Setiawan Liu
Prof. DR. Dr. Satyanegara, Sp.BS (K) bernostalgia di saat masih duduk di bangku SMA sekitar tahun 1956. Ahli beda syaraf ini pun mengingat kebaikan Mr. Masui (berkebangsaan Jepang) atas perisai kesuksesan bagi seorang ahli bedah saraf senior di Indonesia.
Ia berkisah cita-cita jadi dokter untuk memenuhi cita-cita ibunya, yakni berprofesi sebagai dokter.
Dikisahkan, sekitar tahun 1956, ia temu Mr. Masui seorang konsulat Jepang di Surabaya. Dari pertemuan itulah Mr. Masui kemudian membantu mengurusi keperluan untuk sekolah di Jepang.
“Saya mau cari jejak beliau, Mr. Masui. Waktu saya masih berumur 17 – 18 tahun, beliau berusia 27 tahun. Selisih umur kami 10 tahun,” ujar Satyanegara, Jumat (5/5/2023).
Mr. Masui bisa berbahasa Indonesia pada saat bekerja sebagai konsulat. Ia lulus dari salah satu universitas, yang salah satu fakultasnya, Bahasa Asing (bidang ilmu yang mempelajari sastra dan bahasa negara-negara di dunia).
Kemungkinan, setelah lulus, ia bergabung pada kementerian luar negeri (Kemlu) Jepang. Akhirnya, ia dikirim ke Indonesia, dan sempat kuliah di UGM Yogyakarta. Ia menghabiskan waktu selama dua tahun belajar bahasa Indonesia.
“Usai jam sekolah, sekitar pukul 13.00 wib siang, saya mampir ke kantornya (Konsulat Jepang di Surabaya). Saya sempat bertanya kemungkinan bisa kuliah di fakultas kedokteran di negara asal Mr. Masui,” kata Satyanegara di ruang prakteknya di RS Satya Negara, Sunter Jakarta Utara
Awalnya, keinginan Satyanegara ditolak. Karena saat itu, Mr. Masui melihat kegiatan studi khususnya di fakultas kedokteran di Jepang sangat berat. Satyanegara tidak putus asa dan sempat bertanya lagi sambil sodori rapor pendidikan SMA di Surabaya.
“Waktu lulus SMA, dia lihat nilai rapor pendidikan saya, sambil meyakinkan bahwa saya bisa sekolah kedokteran di Jepang. Mr. Masui bantu persiapan studi di Jepang. Mungkin faktor jodoh juga saya dengan Mr. Masui,” katanya.
Kini di usianya 80 tahun Prof Satyanegara, telah banyak menangani berbagai kasus stroke dan batang otak. Melakukan bedah otak mulai dari kasus tumor otak, hidrosefalus, pikun, koma hingga stroke.
Ahli bedah syaraf ini tercatat sebagai salah satu maestro bedah saraf Indonesia.

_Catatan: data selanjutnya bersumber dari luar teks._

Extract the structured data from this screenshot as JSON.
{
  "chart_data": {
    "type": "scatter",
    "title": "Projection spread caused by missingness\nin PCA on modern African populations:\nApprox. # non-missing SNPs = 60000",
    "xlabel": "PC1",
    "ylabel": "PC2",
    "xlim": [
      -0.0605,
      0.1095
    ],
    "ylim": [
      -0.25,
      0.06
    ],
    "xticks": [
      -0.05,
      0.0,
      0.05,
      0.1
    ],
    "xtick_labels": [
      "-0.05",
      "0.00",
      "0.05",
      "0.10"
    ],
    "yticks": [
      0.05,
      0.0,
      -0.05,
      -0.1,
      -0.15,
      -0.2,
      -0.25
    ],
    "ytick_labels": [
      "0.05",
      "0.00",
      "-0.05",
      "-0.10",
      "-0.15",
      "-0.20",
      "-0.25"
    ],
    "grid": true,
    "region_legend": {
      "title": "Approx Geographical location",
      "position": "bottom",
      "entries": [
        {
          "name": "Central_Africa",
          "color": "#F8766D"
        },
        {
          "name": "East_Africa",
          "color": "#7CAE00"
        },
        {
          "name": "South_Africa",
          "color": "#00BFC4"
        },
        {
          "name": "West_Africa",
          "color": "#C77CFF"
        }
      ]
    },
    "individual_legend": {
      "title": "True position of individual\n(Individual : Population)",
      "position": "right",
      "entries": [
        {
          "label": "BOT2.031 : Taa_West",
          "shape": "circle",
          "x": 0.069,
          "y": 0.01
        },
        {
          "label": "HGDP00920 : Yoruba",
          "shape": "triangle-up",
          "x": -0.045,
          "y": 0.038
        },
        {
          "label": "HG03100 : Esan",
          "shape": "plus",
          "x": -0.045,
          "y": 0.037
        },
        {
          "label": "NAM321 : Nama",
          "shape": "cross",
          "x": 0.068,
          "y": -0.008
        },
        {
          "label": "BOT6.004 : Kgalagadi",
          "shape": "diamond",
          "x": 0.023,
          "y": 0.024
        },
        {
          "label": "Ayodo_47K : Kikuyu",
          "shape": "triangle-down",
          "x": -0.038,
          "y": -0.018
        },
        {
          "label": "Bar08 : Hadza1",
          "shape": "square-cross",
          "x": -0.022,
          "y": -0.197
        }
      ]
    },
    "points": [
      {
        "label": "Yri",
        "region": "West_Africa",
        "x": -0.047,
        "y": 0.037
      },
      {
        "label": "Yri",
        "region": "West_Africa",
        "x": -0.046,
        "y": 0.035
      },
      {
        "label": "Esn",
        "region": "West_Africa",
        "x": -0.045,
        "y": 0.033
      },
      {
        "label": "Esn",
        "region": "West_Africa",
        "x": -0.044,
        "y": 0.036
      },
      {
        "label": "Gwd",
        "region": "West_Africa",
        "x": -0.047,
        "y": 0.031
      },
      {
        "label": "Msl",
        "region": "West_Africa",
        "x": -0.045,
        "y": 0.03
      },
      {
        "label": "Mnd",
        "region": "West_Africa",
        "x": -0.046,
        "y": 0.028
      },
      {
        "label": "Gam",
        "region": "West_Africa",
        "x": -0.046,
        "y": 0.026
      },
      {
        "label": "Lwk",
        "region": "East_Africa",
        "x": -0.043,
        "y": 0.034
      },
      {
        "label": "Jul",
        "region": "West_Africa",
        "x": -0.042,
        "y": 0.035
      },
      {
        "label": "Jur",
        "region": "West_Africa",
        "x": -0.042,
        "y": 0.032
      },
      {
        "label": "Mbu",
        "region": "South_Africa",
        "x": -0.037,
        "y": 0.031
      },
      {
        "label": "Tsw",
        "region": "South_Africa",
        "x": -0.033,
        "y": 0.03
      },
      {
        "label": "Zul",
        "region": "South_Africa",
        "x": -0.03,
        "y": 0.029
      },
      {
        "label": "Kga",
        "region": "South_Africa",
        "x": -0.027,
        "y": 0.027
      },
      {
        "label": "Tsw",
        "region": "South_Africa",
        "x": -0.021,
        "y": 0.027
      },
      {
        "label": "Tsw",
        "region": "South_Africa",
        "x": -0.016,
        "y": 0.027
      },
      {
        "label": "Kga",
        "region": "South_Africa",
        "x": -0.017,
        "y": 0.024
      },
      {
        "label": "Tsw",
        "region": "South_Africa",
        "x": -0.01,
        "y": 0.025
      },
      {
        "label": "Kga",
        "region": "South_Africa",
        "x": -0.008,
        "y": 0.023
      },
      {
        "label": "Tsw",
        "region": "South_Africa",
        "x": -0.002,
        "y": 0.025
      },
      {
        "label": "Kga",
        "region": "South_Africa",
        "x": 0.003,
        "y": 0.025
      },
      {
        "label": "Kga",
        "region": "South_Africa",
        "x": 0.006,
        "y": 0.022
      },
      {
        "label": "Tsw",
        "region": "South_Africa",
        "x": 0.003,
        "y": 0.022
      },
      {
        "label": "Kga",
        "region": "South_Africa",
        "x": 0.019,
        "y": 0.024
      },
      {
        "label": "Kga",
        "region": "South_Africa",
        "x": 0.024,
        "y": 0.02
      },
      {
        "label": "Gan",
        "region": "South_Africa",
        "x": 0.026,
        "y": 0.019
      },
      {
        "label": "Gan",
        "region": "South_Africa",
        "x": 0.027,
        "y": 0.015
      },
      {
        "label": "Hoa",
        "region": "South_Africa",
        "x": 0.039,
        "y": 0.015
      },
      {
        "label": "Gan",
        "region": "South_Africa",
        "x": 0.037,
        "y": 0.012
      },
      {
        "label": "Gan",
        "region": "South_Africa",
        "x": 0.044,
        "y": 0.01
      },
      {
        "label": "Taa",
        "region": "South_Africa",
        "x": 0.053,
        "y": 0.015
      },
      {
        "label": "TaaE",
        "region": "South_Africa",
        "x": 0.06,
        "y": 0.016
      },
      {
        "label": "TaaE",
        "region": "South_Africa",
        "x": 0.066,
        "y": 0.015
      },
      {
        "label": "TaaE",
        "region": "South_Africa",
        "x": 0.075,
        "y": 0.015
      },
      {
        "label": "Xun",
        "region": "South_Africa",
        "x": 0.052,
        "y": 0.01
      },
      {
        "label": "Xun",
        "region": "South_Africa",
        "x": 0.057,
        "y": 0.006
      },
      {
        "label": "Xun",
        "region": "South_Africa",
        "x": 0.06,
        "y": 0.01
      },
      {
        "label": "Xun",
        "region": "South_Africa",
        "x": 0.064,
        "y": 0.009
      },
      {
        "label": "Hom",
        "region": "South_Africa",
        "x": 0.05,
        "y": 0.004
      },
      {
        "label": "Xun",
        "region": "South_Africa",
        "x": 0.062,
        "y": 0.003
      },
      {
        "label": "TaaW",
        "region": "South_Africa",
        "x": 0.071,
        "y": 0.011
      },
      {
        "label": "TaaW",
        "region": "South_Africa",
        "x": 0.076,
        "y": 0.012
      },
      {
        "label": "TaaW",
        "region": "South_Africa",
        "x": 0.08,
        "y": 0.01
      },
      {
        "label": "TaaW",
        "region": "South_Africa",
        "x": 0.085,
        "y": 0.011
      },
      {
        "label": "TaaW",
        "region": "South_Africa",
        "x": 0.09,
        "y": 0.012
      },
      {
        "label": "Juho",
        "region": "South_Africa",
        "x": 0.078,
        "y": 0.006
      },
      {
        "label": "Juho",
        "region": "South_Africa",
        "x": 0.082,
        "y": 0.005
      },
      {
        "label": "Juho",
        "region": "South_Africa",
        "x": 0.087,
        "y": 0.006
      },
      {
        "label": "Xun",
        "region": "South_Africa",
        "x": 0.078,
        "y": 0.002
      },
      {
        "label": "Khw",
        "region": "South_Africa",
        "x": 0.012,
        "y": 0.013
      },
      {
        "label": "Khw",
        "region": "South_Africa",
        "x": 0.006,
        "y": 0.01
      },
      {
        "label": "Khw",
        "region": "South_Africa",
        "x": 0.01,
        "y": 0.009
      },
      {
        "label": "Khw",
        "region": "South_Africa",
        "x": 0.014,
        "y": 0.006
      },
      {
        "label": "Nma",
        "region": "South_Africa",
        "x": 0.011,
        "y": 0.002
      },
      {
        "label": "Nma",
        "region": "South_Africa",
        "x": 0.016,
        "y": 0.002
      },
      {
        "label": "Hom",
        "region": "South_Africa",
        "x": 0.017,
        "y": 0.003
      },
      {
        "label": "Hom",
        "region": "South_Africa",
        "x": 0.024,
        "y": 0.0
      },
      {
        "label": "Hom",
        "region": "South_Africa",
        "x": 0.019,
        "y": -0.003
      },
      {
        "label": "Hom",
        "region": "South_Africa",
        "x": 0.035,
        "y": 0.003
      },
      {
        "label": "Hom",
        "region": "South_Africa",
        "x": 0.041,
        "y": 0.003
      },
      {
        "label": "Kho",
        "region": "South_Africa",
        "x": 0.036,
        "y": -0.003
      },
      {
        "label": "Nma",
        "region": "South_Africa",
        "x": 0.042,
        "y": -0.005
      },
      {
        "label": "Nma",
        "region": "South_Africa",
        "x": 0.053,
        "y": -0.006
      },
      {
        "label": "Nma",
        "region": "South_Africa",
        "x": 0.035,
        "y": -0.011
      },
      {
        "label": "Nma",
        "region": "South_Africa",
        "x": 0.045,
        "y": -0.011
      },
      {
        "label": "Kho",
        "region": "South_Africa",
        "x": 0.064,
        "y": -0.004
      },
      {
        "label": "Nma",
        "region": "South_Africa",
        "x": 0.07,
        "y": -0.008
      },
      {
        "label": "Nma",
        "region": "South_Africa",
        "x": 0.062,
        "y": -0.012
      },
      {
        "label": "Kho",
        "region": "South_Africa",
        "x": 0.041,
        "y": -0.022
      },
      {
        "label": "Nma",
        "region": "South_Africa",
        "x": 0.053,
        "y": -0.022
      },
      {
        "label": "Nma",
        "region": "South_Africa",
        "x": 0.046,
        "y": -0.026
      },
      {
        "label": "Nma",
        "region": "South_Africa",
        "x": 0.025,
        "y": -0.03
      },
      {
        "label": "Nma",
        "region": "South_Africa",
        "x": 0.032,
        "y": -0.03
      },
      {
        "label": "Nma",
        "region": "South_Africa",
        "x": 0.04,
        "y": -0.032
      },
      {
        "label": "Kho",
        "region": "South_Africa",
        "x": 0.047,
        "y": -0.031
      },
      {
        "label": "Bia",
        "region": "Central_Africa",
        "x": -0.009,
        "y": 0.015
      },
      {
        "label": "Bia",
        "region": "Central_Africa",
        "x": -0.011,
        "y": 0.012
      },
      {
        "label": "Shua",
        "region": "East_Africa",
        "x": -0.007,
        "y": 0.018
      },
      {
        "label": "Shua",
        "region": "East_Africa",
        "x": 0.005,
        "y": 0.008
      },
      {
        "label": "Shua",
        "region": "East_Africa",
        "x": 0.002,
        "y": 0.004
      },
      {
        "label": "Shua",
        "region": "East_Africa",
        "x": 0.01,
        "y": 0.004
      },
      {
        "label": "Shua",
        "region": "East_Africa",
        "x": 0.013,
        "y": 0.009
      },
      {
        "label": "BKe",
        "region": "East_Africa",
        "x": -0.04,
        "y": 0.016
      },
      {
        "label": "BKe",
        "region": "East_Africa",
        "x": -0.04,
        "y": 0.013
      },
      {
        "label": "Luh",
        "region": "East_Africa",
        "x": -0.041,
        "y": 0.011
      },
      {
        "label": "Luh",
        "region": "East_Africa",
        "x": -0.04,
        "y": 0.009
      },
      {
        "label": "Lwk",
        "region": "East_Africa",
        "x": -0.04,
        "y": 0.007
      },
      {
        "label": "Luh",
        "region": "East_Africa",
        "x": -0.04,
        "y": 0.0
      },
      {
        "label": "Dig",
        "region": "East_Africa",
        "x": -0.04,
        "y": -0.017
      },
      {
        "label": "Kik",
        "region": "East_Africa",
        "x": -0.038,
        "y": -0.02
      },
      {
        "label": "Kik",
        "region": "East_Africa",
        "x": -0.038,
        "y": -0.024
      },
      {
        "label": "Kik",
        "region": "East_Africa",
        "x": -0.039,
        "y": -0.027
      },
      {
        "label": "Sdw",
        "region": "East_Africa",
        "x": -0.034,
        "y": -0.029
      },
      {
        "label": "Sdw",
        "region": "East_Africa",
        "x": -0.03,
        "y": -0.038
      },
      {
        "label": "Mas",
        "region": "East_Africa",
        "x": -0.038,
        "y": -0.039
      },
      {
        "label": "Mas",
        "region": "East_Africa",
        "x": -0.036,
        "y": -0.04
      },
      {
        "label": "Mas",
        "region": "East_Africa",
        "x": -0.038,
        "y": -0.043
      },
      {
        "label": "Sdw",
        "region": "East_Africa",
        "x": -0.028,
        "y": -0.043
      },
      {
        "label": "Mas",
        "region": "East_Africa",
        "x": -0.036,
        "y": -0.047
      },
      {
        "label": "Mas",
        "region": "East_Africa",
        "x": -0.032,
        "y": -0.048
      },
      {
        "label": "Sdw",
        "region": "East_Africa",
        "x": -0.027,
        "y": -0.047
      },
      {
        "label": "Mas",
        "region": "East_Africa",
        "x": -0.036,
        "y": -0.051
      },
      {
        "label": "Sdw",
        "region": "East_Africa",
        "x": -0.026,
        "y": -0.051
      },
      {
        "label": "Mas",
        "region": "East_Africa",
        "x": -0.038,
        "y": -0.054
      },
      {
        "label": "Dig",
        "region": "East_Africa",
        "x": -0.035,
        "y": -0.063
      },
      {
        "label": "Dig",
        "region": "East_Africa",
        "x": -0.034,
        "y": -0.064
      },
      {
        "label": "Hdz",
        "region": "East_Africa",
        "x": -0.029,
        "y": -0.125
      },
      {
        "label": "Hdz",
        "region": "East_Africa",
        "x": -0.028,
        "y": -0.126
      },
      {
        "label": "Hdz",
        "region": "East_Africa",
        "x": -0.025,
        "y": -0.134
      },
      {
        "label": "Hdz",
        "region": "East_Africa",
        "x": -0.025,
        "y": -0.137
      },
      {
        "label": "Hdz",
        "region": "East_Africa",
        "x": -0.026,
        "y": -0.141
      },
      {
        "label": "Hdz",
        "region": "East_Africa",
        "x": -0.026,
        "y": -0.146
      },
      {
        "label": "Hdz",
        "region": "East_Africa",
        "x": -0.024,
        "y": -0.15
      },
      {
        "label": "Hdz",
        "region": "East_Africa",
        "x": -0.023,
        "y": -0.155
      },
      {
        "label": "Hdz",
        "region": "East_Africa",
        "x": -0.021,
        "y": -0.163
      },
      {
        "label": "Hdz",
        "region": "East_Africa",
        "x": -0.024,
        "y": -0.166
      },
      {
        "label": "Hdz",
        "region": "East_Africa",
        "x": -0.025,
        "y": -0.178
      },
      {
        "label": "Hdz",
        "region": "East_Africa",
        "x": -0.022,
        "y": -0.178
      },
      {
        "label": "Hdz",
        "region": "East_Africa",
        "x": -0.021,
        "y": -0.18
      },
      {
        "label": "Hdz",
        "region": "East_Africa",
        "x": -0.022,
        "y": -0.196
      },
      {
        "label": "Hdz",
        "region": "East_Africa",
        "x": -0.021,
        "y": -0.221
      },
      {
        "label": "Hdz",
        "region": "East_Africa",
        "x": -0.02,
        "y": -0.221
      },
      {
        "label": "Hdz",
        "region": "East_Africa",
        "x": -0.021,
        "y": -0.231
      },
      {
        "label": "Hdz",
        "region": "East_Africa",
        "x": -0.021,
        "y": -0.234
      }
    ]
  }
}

Memang ia bukan pelopor pertama, karena ada dokter-dokter lain yang lebih dulu menjadi pionir bedah saraf di Indonesia seperti Prof Suwaji, Prof Handoyo, Prof Iskarno dan Prof Padmo.
Kembali mengenang Mr. Masui, Prof Satyanegara mengatakan orang pernah berjasa untuk dirinya sempat pindah jabatan dari konsulat di Surabaya kemudian menjabat sebagai kepala atase penerangan di kedutaan Jepang di Menteng Jakarta Pusat.
“Ia sempat mengenalkan saya, petugas di Jepang yang bantu saya ketika sudah tiba di Tokyo. Sehingga saya memperpanjang visa setiap tahunnya, harus mendapat tanda tangan yang bersangkutan kenalan Mr. Masui,” kata Satyanegara.